Al Bagley, one of the transformational engineers in Hewlett-Packard’s early days and a long-time member of the SETI Institute’s Board of Trustees, passed away on 24 June at the age of 94.
At the SETI Institute, Bagley was known as a generally taciturn and occasionally flinty board member with a deep background in technical innovation and management. A graduate of Caltech and Stanford, Al had decades of experience solving problems in the pressure cooker world of high-tech – experience that prompted insightful comments on the development of equipment for the Allen Telescope Array, an instrument that was being planned and constructed during his Board tenure.
Al (known to colleagues as “Bags”) was one of the handful of HP pioneers who established the company’s impressive reputation for solidly-built measuring equipment during its first few decades, eventually heading up what became known as the Frequency and Time Division.
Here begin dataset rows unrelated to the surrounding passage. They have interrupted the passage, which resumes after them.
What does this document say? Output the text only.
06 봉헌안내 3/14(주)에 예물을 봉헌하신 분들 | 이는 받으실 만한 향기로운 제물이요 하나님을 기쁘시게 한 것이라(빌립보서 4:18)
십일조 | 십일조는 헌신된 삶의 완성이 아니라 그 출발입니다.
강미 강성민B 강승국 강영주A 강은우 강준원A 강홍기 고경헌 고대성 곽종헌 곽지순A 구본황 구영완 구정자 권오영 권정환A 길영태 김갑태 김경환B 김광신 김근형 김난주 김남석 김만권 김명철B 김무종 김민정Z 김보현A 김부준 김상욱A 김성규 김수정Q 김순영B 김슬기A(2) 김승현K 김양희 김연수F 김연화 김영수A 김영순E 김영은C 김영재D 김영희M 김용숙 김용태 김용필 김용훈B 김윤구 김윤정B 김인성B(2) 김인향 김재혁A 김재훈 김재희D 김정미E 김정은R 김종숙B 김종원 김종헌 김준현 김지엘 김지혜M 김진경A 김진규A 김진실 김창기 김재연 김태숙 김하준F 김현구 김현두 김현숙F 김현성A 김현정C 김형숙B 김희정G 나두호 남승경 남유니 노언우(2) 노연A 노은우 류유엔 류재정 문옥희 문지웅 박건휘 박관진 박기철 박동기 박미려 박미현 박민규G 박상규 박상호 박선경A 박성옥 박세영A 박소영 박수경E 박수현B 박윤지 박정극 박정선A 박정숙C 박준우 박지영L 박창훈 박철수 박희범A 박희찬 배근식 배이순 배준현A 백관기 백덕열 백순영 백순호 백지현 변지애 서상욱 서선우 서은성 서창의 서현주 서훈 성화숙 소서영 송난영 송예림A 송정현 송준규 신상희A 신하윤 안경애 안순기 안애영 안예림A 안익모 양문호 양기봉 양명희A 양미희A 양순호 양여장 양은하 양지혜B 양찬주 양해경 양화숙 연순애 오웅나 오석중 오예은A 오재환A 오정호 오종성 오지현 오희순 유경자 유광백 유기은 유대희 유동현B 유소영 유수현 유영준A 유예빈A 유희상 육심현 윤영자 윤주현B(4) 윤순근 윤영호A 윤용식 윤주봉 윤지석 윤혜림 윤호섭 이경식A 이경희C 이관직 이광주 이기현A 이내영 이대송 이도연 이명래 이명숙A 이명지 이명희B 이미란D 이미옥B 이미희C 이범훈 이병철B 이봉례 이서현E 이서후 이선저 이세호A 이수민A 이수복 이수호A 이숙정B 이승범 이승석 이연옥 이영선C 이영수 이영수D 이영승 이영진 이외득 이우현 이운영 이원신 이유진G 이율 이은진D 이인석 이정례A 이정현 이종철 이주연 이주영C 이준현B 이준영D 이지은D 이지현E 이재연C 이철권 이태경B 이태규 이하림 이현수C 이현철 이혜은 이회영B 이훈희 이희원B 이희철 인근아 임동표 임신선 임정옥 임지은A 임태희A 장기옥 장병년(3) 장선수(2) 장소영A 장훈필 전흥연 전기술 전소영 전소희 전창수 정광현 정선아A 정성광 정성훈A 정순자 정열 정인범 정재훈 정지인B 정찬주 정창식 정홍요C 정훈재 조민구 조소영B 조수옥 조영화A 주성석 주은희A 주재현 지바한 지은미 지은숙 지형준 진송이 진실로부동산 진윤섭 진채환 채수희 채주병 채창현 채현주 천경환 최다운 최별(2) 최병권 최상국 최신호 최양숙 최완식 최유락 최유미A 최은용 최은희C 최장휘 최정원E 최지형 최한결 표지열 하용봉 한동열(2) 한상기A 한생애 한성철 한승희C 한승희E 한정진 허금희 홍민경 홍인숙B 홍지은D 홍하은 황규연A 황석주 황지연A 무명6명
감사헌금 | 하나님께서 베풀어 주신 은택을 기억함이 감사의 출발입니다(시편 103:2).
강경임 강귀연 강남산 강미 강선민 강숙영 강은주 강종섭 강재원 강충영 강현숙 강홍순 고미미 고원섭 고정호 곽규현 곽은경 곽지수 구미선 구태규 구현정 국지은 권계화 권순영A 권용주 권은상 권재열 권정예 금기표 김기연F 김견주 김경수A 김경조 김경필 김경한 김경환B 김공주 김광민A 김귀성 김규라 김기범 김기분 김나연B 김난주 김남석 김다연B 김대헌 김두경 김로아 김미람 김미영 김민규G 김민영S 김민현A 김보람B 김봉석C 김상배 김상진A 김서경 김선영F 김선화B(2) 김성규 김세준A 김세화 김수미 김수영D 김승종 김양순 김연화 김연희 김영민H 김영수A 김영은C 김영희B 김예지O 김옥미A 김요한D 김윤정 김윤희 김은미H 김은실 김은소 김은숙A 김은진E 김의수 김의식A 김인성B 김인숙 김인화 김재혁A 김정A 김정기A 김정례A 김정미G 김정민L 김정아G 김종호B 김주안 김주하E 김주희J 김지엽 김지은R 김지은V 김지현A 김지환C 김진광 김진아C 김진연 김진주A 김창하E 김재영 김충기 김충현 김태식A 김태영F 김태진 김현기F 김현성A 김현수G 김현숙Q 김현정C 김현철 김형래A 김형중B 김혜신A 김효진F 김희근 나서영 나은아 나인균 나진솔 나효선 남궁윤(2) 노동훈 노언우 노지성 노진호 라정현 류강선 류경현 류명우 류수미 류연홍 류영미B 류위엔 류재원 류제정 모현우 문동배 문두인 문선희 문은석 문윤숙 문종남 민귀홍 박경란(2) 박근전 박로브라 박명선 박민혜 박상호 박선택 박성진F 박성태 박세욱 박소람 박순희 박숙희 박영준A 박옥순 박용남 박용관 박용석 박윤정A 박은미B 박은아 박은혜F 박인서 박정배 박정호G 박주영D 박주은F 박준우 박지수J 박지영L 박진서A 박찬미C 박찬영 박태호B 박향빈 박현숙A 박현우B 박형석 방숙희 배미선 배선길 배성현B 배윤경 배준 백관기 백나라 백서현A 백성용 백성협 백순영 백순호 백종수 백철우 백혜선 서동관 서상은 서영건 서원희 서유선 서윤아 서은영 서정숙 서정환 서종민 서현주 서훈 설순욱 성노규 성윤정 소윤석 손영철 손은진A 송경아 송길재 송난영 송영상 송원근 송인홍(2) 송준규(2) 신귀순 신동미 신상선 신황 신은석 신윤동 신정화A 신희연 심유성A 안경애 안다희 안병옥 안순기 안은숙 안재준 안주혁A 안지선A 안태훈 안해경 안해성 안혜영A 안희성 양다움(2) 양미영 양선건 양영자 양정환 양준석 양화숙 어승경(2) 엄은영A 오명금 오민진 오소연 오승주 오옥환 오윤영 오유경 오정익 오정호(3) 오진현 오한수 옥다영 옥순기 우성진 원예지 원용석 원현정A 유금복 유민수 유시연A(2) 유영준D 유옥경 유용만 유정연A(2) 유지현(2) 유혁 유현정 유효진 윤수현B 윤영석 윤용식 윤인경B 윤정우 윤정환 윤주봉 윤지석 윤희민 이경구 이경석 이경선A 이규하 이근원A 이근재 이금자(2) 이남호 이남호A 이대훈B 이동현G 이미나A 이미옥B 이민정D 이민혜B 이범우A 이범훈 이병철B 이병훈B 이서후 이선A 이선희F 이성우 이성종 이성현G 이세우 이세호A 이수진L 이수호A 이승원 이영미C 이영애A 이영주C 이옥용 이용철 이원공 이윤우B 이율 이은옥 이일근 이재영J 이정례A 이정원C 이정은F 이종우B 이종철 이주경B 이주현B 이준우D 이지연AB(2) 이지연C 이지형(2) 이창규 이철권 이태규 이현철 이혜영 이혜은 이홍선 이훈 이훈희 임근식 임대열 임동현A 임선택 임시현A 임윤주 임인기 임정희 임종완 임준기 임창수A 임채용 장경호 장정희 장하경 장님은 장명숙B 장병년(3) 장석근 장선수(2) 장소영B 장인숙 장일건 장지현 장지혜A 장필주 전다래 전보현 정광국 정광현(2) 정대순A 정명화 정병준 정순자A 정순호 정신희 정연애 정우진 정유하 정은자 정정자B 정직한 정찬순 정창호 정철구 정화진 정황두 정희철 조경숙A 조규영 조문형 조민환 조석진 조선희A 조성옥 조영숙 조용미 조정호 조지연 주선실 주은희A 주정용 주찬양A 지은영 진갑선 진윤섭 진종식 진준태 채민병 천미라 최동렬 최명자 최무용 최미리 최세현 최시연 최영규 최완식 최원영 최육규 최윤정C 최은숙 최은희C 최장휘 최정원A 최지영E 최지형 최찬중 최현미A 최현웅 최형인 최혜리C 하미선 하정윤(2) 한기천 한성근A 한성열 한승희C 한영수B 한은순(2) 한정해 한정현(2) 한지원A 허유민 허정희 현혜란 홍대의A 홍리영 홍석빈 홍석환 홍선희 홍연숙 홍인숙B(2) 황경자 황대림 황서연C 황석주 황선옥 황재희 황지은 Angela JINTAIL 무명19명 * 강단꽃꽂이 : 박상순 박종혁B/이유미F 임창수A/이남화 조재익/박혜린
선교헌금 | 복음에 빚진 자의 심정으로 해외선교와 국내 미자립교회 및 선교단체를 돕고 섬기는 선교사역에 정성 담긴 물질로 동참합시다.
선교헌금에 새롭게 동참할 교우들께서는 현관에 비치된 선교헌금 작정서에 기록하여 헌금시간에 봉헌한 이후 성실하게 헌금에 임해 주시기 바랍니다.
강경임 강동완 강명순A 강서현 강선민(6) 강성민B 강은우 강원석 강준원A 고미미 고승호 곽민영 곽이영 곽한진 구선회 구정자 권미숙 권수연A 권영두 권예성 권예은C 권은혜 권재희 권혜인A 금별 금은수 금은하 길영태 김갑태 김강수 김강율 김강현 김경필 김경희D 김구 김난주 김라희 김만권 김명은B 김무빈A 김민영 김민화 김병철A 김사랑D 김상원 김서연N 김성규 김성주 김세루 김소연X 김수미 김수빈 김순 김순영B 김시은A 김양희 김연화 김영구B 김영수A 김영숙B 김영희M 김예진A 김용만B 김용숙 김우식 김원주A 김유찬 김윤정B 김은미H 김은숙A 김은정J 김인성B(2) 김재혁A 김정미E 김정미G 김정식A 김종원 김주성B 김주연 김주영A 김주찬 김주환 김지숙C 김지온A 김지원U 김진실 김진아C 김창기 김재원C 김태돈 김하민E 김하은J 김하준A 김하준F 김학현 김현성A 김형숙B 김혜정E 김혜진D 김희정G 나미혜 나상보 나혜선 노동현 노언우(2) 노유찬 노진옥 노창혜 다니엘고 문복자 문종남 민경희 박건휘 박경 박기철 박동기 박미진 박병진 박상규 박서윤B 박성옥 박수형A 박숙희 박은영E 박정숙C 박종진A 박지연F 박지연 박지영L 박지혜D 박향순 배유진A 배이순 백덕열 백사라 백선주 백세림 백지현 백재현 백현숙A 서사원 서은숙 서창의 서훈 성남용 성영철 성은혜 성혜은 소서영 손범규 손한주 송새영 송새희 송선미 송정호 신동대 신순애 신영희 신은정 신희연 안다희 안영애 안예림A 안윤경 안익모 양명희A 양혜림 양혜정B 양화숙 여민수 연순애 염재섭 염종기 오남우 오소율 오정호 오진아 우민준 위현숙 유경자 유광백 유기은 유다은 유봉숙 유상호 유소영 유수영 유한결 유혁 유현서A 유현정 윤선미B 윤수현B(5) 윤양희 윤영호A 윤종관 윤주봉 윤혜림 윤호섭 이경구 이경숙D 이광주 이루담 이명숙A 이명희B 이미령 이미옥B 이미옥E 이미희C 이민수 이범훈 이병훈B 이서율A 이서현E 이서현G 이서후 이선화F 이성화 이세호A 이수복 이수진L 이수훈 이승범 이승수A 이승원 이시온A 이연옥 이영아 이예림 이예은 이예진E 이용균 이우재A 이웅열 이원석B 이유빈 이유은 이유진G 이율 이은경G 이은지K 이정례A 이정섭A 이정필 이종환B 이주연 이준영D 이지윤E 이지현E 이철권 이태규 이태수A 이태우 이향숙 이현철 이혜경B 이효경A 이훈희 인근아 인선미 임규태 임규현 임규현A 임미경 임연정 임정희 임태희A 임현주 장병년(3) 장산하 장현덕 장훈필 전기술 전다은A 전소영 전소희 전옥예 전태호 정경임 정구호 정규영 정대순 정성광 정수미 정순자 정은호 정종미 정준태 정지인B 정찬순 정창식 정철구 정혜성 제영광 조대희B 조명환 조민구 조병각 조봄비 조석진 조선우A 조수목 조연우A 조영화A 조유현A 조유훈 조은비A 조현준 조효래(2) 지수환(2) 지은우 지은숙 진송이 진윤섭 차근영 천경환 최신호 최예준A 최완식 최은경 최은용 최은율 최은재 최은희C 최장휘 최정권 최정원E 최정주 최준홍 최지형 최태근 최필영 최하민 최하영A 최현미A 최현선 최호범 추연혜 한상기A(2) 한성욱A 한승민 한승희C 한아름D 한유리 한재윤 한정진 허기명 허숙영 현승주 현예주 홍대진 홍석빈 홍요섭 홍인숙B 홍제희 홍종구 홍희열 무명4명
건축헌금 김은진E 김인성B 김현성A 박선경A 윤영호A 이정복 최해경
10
The cesium atomic clock developed under Bagley’s leadership became the forerunner to equipment that proved the tenets of Special Relativity and also made applications such as GPS feasible. Without doubt, Al was part of the team that ushered in Hewlett-Packard’s Golden Age.
Bagley’s presence on the SETI Institute’s Board was part of a small parade of H-P luminaries who guided the research organization in its formative years. Al was an exceptional talent and singular personality – one that all who knew him will miss.